Além disso, ainda em 2019, começaram a aparecer certas pessoas que vendiam artesanato, roupas, cordeis e livros. Uma dessas figuras foi o professor e poeta Ismar Lemos, que levava uma seleção de livros usados, com foco em grandes clássicos brasileiros, para vender na feira. A partir da segunda metade de 2020, a feira cresceu cada vez mais e se tornou um local de encontro e de socialização da vizinhança.
Lugar de vivências culturais
A feira hoje cresceu além daquele primeiro gramado onde se encontrava, atravessou calçadas e atrai pessoas de outros bairros. Na encruzilhada das calçadas, encontra-se a barraca de Piragibe Vieira da Paizão, de 48 anos. De frente para uma barraca que vende legumes, as bancadas de Piragibe estão repletas de livros. Há algumas caixas com CDs e discos de vinil e, atrás da barraca, sob uma árvore, dois tabuleiros de xadrez, que atraem crianças, adolescentes, adultos e idosos.
Um rapaz jovem pergunta para Piragibe quanto custa um livro relativamente grosso, bem ilustrado, e ele responde “de zero a cem”. Piragibe conta que os livros estão lá para quem quiser e que se alguém se interessar mas não tiver como pagar, pode pegar e levar para casa.
Piragibe começou a expor seus livros na feira a partir de 2020. Relembrando, emocionado, conta que perdeu pessoas queridas naquela época. Isso o fez pensar que “se alguém vai ficar sozinho em casa, que pelo menos tenha um livro pra fazer companhia” e que foi sua maneira de ajudar a “manter a chama da cultura acesa”. Conta que o professor Ismar já estava na feira há mais tempo e que, com a benção dele, passou a montar sua barraca lá todos os sábados.
A barraca de Piragibe foi o centro gravitacional de muitos aficcionados por livros e por conversas. Uma dessas figuras foi Osmar, um grande fã de xadrez, que questionou Piragibe; “como você pode querer ter um espaço cultural se não tem um tabuleiro de xadrez?”
Outra barraca vizinha de Piragibe é a de Artur Cavalcanti, de 32 anos, que vende livros e discos na feira há 2 anos. Inspirado por Piragibe, começou a expor parte de coisas que tinha acumuladas em casa em um canto da barraca de Pira (como muitos chamam Piragibe). Artur conta que foi atraído pelo espaço de interação que lhe permitiu conhecer outros aficcionados por livros e vinil, além de ser um local de aprendizado, afirma que “a gente aprende trocando ideia”.

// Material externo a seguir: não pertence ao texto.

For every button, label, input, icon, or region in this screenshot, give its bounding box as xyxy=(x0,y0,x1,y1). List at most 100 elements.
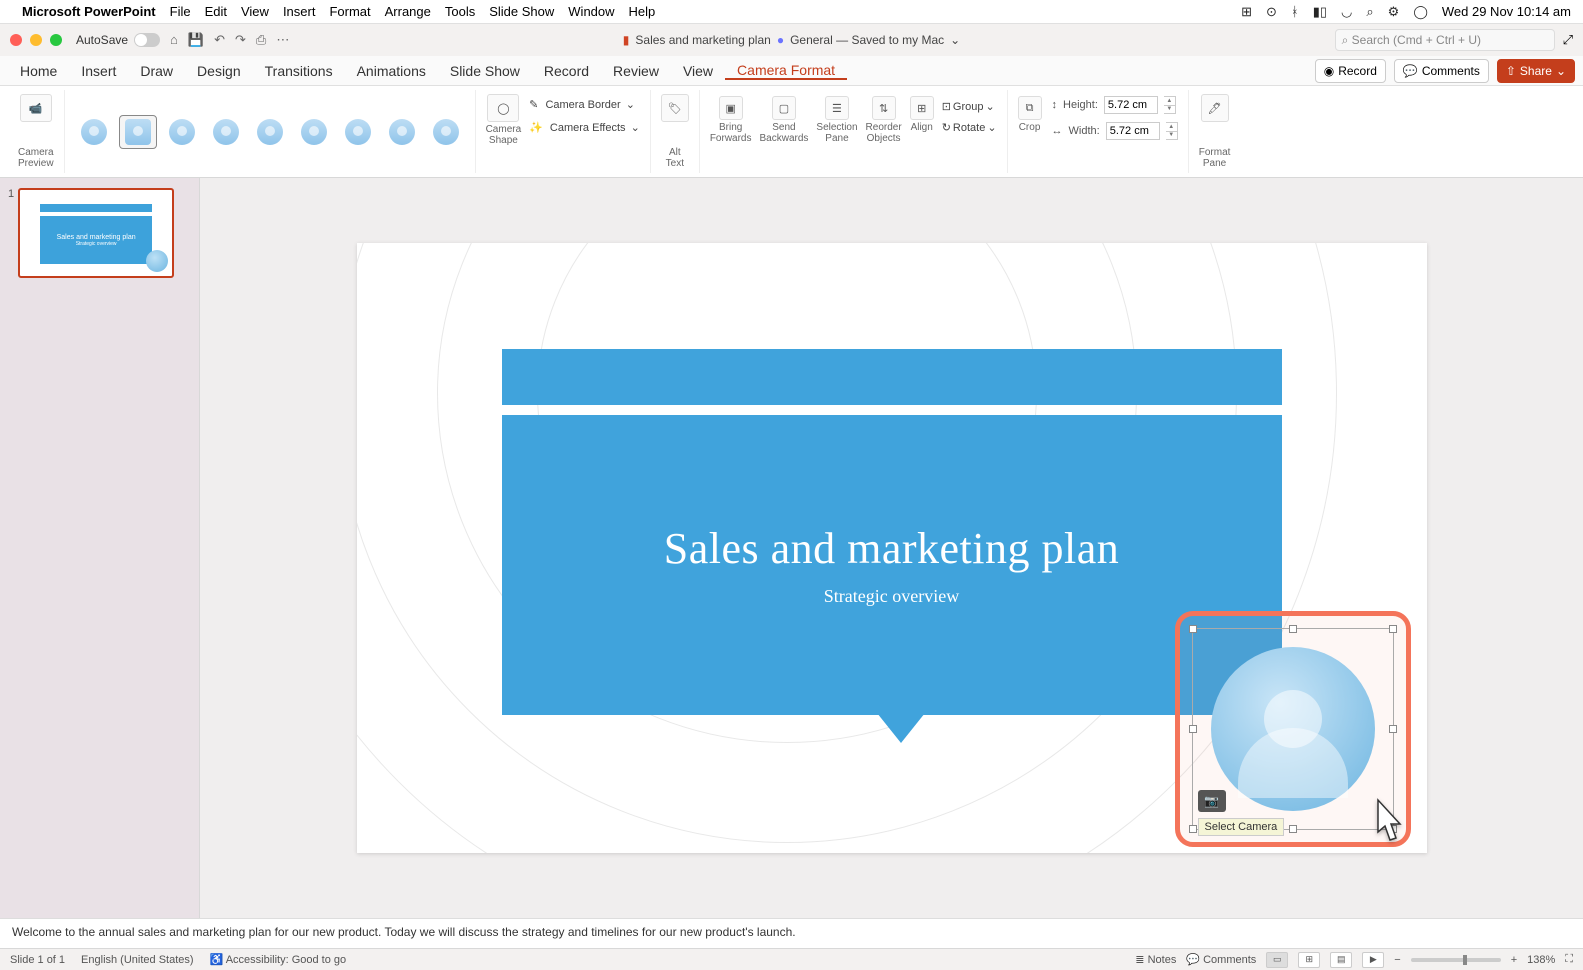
camera-style-3[interactable] xyxy=(163,115,201,149)
tab-draw[interactable]: Draw xyxy=(128,63,185,79)
resize-handle-ml[interactable] xyxy=(1189,725,1197,733)
view-reading[interactable]: ▤ xyxy=(1330,952,1352,968)
camera-style-6[interactable] xyxy=(295,115,333,149)
zoom-in[interactable]: + xyxy=(1511,954,1517,966)
reorder-objects-button[interactable]: ⇅ xyxy=(872,96,896,120)
play-icon[interactable]: ⊙ xyxy=(1266,4,1277,20)
menu-format[interactable]: Format xyxy=(329,4,370,19)
status-language[interactable]: English (United States) xyxy=(81,954,194,966)
siri-icon[interactable]: ◯ xyxy=(1413,4,1428,20)
slide-canvas[interactable]: Sales and marketing plan Strategic overv… xyxy=(357,243,1427,853)
print-icon[interactable]: ⎙ xyxy=(256,32,266,48)
qat-more-icon[interactable]: ⋯ xyxy=(276,32,289,48)
tab-record[interactable]: Record xyxy=(532,63,601,79)
battery-icon[interactable]: ▮▯ xyxy=(1313,4,1327,20)
minimize-window[interactable] xyxy=(30,34,42,46)
resize-handle-mr[interactable] xyxy=(1389,725,1397,733)
camera-preview-icon[interactable]: 📹 xyxy=(20,94,52,122)
fit-to-window[interactable]: ⛶ xyxy=(1565,953,1573,966)
menu-window[interactable]: Window xyxy=(568,4,614,19)
control-center-icon[interactable]: ⚙ xyxy=(1388,4,1400,20)
tab-animations[interactable]: Animations xyxy=(345,63,438,79)
rotate-dropdown[interactable]: ↻ Rotate ⌄ xyxy=(942,121,997,134)
tab-insert[interactable]: Insert xyxy=(69,63,128,79)
save-icon[interactable]: 💾 xyxy=(188,32,204,48)
camera-style-8[interactable] xyxy=(383,115,421,149)
zoom-value[interactable]: 138% xyxy=(1527,954,1555,966)
tab-transitions[interactable]: Transitions xyxy=(253,63,345,79)
selection-pane-button[interactable]: ☰ xyxy=(825,96,849,120)
chevron-down-icon[interactable]: ⌄ xyxy=(950,33,960,47)
menu-tools[interactable]: Tools xyxy=(445,4,475,19)
menu-help[interactable]: Help xyxy=(629,4,656,19)
record-button[interactable]: ◉Record xyxy=(1315,59,1386,83)
close-window[interactable] xyxy=(10,34,22,46)
notes-pane[interactable]: Welcome to the annual sales and marketin… xyxy=(0,918,1583,948)
width-stepper[interactable]: ▲▼ xyxy=(1166,122,1178,140)
home-icon[interactable]: ⌂ xyxy=(170,32,178,48)
comments-button[interactable]: 💬Comments xyxy=(1394,59,1489,83)
status-notes-button[interactable]: ≣ Notes xyxy=(1135,953,1176,966)
camera-style-1[interactable] xyxy=(75,115,113,149)
tab-design[interactable]: Design xyxy=(185,63,253,79)
menu-slideshow[interactable]: Slide Show xyxy=(489,4,554,19)
height-stepper[interactable]: ▲▼ xyxy=(1164,96,1176,114)
align-button[interactable]: ⊞ xyxy=(910,96,934,120)
menu-insert[interactable]: Insert xyxy=(283,4,316,19)
send-backward-button[interactable]: ▢ xyxy=(772,96,796,120)
thumbnail-slide-1[interactable]: Sales and marketing plan Strategic overv… xyxy=(18,188,174,278)
app-name[interactable]: Microsoft PowerPoint xyxy=(22,4,156,19)
menu-edit[interactable]: Edit xyxy=(205,4,227,19)
status-accessibility[interactable]: ♿ Accessibility: Good to go xyxy=(210,953,347,966)
resize-handle-tr[interactable] xyxy=(1389,625,1397,633)
camera-style-9[interactable] xyxy=(427,115,465,149)
resize-handle-bc[interactable] xyxy=(1289,825,1297,833)
resize-handle-tc[interactable] xyxy=(1289,625,1297,633)
undo-icon[interactable]: ↶ xyxy=(214,32,225,48)
height-input[interactable] xyxy=(1104,96,1158,114)
alt-text-button[interactable]: 🏷 xyxy=(661,94,689,122)
bluetooth-icon[interactable]: ᚼ xyxy=(1291,4,1299,19)
zoom-out[interactable]: − xyxy=(1394,954,1400,966)
camera-shape-button[interactable]: ◯ xyxy=(487,94,519,122)
view-normal[interactable]: ▭ xyxy=(1266,952,1288,968)
cameo-camera-icon[interactable]: 📷 xyxy=(1198,790,1226,812)
search-input[interactable]: ⌕ Search (Cmd + Ctrl + U) xyxy=(1335,29,1555,51)
menu-arrange[interactable]: Arrange xyxy=(385,4,431,19)
crop-button[interactable]: ⧉ xyxy=(1018,96,1042,120)
camera-effects-dropdown[interactable]: ✨ Camera Effects ⌄ xyxy=(529,121,640,134)
menu-file[interactable]: File xyxy=(170,4,191,19)
doc-channel[interactable]: General — Saved to my Mac xyxy=(790,33,944,47)
camera-style-5[interactable] xyxy=(251,115,289,149)
tab-slideshow[interactable]: Slide Show xyxy=(438,63,532,79)
width-input[interactable] xyxy=(1106,122,1160,140)
group-dropdown[interactable]: ⊡ Group ⌄ xyxy=(942,100,997,113)
spotlight-icon[interactable]: ⌕ xyxy=(1366,4,1373,20)
slide-body-box[interactable]: Sales and marketing plan Strategic overv… xyxy=(502,415,1282,715)
zoom-slider[interactable] xyxy=(1411,958,1501,962)
share-button[interactable]: ⇧Share⌄ xyxy=(1497,59,1575,83)
status-slide[interactable]: Slide 1 of 1 xyxy=(10,954,65,966)
slide-title-strip[interactable] xyxy=(502,349,1282,405)
wifi-icon[interactable]: ◡ xyxy=(1341,4,1352,20)
cameo-placeholder[interactable] xyxy=(1211,647,1375,811)
redo-icon[interactable]: ↷ xyxy=(235,32,246,48)
camera-style-4[interactable] xyxy=(207,115,245,149)
expand-ribbon-icon[interactable]: ⤢ xyxy=(1563,32,1573,48)
menu-view[interactable]: View xyxy=(241,4,269,19)
zoom-window[interactable] xyxy=(50,34,62,46)
tab-view[interactable]: View xyxy=(671,63,725,79)
resize-handle-tl[interactable] xyxy=(1189,625,1197,633)
camera-border-dropdown[interactable]: ✎ Camera Border ⌄ xyxy=(529,98,640,111)
tray-icon[interactable]: ⊞ xyxy=(1241,4,1252,20)
doc-title[interactable]: Sales and marketing plan xyxy=(635,33,770,47)
format-pane-button[interactable]: 🖊 xyxy=(1201,94,1229,122)
tab-review[interactable]: Review xyxy=(601,63,671,79)
view-slideshow[interactable]: ▶ xyxy=(1362,952,1384,968)
status-comments-button[interactable]: 💬 Comments xyxy=(1186,953,1256,966)
bring-forward-button[interactable]: ▣ xyxy=(719,96,743,120)
autosave-toggle[interactable] xyxy=(134,33,160,47)
camera-style-7[interactable] xyxy=(339,115,377,149)
view-sorter[interactable]: ⊞ xyxy=(1298,952,1320,968)
tab-home[interactable]: Home xyxy=(8,63,69,79)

Frequentador assíduo da feira e cliente fiel de Artur e de Piragibe, com limão, açafrão e tomates cereja na sacola, Adriano Fernandes, de 52 anos, conta que por muitos anos viajou de bicicleta em outros continentes e que em todos os lugares que conheceu , buscava feiras por duas razões: “primeiro, pela sobrevivência, pelo alimento local e de qualidade; segundo, pelas relações e interações; entrar numa feira é como entrar num templo religioso”; e acrescenta que “são locais que permitem uma vida cotidiana contemplativa em comunidade”.